Radweg kommt in Geringswalde an

Die Trasse soll einmal die Stadt Waldheim mit Rochlitz verbinden. Ein weiteres Teilstück ist jetzt fertig. Die Vollendung des Vorhabens indes erfordert noch Geduld.

Geringswalde.

Der Geringswalder Bürgermeister Thomas Arnold ist zuversichtlich. "Im Frühjahr können Radfahrer an der Klosterallee aufsatteln und bis nach Waldheim durchfahren." Der Stadtchef, bei dem die Fäden des Projektes Radwegebau Waldheim-Rochlitz zusammenlaufen, ist selbst passionierter Radfahrer und begrüßt die Fortschritte. Die hatte er aus der jüngsten Beratung mit Vertretern des Baubetriebes und dem Landesamt für Straßenbau und Verkehr (Lasuv) mitgenommen.

Allerdings müssen sich Radler auf dem Teilstück, das durch das Naherholungsgebiet Fröhne führt, mit den vorhandenen Waldwegen begnügen. Gleichwohl hatte die Geringswalder Stadtverwaltung im Sommer einen der Hauptwege ausbessern lassen. "Die Bedingungen sind akzeptabel", urteilt Bürgermeister Arnold. Was ihm an der gegenwärtigen Lösung nicht gefällt: "In der Fröhne verlässt der Radweg die einstige Bahntrasse. Damit ist der Radverkehr nicht vom Betrieb auf den Straßen getrennt. Gerade das wäre aber vor allem für Fahranfänger sehr wichtig." Arnold hofft auf eine vom Lasuv bevorzugte Variante, die im ehemaligen Gleisbett verläuft.
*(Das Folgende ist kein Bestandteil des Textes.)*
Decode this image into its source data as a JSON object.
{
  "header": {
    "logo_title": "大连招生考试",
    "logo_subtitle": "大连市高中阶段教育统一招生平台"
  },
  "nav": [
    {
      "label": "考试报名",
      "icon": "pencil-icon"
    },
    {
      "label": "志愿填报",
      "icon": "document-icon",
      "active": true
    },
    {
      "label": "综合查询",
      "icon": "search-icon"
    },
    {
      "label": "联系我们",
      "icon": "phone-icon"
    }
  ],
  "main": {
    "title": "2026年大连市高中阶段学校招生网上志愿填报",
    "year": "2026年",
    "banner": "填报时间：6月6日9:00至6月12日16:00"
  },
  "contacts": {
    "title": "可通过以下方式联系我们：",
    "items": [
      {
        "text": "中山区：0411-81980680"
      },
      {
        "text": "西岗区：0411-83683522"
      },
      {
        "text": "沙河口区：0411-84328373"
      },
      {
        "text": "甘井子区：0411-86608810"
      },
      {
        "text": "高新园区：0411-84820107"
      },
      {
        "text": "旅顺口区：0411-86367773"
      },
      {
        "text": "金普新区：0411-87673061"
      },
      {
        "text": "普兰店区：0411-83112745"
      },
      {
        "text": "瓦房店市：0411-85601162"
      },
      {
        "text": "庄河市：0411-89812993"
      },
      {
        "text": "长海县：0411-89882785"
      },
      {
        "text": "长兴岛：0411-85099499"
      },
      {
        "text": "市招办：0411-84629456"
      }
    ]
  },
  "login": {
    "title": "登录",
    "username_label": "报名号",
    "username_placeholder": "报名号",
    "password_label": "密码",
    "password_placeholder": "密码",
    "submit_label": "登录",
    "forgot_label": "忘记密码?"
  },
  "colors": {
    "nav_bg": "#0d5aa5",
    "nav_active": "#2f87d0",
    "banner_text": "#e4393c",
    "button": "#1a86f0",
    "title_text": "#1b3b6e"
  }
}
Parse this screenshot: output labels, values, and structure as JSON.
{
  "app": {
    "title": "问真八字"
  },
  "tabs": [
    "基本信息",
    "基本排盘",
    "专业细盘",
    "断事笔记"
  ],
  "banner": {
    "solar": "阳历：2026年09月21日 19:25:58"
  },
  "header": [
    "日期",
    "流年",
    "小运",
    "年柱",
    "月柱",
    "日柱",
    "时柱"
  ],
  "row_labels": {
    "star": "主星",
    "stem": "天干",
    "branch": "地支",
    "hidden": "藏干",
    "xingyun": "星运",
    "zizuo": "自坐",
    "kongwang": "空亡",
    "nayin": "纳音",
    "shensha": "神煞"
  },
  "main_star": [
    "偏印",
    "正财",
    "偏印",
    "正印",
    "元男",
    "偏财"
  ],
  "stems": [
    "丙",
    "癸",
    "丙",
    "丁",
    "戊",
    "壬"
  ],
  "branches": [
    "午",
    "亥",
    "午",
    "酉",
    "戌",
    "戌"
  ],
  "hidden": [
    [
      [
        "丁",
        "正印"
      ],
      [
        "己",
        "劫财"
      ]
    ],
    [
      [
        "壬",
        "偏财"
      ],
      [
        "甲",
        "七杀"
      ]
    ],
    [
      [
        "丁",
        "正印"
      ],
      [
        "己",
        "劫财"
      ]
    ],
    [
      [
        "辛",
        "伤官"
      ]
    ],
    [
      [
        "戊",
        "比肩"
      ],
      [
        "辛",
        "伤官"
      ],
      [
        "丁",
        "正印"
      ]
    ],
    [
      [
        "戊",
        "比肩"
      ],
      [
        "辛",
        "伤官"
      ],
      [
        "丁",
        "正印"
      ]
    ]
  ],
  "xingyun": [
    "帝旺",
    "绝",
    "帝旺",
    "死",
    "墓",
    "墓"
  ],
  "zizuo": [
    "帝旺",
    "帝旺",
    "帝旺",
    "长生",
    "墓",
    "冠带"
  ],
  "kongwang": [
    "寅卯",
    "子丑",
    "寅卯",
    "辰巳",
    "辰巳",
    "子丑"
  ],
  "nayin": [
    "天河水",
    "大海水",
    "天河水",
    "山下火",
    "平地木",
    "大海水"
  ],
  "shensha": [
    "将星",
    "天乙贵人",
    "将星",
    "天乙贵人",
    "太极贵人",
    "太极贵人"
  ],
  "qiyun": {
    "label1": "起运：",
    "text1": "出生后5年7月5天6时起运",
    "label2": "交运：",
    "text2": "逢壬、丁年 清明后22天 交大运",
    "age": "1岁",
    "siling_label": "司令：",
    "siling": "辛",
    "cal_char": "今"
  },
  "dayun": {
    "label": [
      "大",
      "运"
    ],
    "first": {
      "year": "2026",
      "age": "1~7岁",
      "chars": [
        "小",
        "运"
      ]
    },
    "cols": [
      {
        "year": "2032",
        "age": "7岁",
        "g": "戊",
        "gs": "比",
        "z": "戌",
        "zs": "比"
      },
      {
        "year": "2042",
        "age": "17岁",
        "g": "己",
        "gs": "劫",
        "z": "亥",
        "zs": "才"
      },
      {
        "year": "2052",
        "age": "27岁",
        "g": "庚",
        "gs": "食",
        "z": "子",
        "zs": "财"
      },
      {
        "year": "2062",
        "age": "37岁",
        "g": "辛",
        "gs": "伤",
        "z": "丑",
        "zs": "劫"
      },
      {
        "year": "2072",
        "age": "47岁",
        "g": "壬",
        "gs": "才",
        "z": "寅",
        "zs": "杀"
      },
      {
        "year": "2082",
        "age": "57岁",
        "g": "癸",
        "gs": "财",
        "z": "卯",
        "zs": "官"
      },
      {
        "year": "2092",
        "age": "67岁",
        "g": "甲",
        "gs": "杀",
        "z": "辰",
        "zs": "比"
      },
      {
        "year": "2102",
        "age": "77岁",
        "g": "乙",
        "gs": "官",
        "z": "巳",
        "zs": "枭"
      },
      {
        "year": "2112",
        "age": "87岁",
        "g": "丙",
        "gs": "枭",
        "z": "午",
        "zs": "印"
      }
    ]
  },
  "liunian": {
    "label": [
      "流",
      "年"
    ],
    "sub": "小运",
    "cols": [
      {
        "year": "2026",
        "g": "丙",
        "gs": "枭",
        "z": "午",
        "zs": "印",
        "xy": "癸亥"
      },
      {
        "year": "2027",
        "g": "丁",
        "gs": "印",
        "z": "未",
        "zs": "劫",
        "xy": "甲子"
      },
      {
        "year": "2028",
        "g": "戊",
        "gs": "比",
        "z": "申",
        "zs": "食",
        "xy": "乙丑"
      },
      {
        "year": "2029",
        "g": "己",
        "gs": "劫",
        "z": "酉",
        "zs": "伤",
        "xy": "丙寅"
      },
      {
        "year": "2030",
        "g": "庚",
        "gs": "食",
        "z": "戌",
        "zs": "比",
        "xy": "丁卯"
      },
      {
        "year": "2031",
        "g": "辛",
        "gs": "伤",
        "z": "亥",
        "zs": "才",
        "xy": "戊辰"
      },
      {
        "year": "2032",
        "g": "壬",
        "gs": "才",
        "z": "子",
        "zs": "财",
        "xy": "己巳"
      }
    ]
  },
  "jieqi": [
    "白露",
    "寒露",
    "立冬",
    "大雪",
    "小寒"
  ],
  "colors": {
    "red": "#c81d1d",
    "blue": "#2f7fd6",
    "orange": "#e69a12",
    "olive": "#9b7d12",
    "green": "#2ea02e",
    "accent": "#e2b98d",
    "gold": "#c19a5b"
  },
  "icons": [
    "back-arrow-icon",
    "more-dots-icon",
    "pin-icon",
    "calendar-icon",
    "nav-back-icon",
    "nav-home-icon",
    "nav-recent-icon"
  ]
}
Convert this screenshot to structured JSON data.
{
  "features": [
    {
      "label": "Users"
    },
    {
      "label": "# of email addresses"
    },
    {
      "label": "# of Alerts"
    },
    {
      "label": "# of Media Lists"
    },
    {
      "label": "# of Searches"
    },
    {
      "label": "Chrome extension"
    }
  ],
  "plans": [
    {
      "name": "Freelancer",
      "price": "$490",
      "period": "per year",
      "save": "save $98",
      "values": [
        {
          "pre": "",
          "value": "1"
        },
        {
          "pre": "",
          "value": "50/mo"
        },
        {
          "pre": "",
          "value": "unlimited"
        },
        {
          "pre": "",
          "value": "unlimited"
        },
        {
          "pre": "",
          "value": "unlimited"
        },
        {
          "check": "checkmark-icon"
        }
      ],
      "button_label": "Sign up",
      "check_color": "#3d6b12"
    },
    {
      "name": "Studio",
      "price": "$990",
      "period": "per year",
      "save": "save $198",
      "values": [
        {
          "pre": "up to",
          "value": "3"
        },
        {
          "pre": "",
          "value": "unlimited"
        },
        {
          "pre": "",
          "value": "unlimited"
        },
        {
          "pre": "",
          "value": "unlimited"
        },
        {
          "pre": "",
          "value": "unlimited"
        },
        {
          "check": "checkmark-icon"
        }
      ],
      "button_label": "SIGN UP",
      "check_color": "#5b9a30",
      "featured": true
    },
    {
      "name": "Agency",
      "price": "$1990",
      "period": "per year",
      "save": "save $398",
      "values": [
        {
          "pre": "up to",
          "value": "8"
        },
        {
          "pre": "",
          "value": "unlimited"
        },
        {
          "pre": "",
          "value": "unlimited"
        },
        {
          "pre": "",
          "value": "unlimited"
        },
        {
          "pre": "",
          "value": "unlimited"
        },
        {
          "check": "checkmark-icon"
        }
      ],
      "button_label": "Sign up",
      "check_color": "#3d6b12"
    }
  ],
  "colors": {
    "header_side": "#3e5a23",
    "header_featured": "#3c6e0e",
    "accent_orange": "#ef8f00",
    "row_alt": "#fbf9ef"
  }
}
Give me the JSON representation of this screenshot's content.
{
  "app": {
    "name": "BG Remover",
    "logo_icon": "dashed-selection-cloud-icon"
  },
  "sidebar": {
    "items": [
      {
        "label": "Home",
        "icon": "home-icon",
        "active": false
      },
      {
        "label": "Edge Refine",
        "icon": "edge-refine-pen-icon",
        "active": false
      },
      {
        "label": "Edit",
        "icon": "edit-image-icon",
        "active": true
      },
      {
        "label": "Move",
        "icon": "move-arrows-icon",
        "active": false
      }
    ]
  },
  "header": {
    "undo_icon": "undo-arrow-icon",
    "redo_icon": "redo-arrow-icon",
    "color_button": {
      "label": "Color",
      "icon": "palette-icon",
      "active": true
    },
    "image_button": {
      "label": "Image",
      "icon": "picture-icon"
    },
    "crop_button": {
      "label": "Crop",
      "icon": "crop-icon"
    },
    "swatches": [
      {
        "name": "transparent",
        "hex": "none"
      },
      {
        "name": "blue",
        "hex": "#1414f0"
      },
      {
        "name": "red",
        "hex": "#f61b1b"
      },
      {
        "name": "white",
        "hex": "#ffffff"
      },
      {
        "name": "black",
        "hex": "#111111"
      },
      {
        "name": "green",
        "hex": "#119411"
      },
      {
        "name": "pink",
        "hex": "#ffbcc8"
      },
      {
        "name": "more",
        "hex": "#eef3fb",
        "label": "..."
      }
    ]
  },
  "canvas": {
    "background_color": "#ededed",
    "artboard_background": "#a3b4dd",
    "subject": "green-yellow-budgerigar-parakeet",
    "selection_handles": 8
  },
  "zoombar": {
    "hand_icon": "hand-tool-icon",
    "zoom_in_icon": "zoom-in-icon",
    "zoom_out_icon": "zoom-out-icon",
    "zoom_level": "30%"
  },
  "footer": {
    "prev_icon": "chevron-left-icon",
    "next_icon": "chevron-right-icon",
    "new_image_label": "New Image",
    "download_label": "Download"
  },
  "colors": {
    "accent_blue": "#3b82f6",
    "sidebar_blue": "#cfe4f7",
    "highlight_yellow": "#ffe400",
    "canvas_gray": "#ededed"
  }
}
Doch an der Stelle stehen noch Entscheidungen aus. "Eine Vorzugsvariante ist noch nicht bestimmt", teilte Lasuv-Sprecherin Isabel Pfeiffer mit. Für das Teilstück der Trasse erfolgten Untersuchungen, die noch einige Zeit in Anspruch nehmen würden.

Fest eingeplant hat die Behörde als nächstes den Einbau einer Frostschutzschicht von der Staatsstraße 200 bis in Höhe Arraser Straße in Geringswalde. Dabei sind die Bauarbeiter dieser Tage bis zum einstigen Bahnübergang an der Klosterallee vorgedrungen. Zudem wird am Fröhnteich ein neuer Durchlass entstehen. "Der Einbau der Asphaltschicht ist für April kommenden Jahres vorgesehen", kündigte Isabel Pfeiffer an.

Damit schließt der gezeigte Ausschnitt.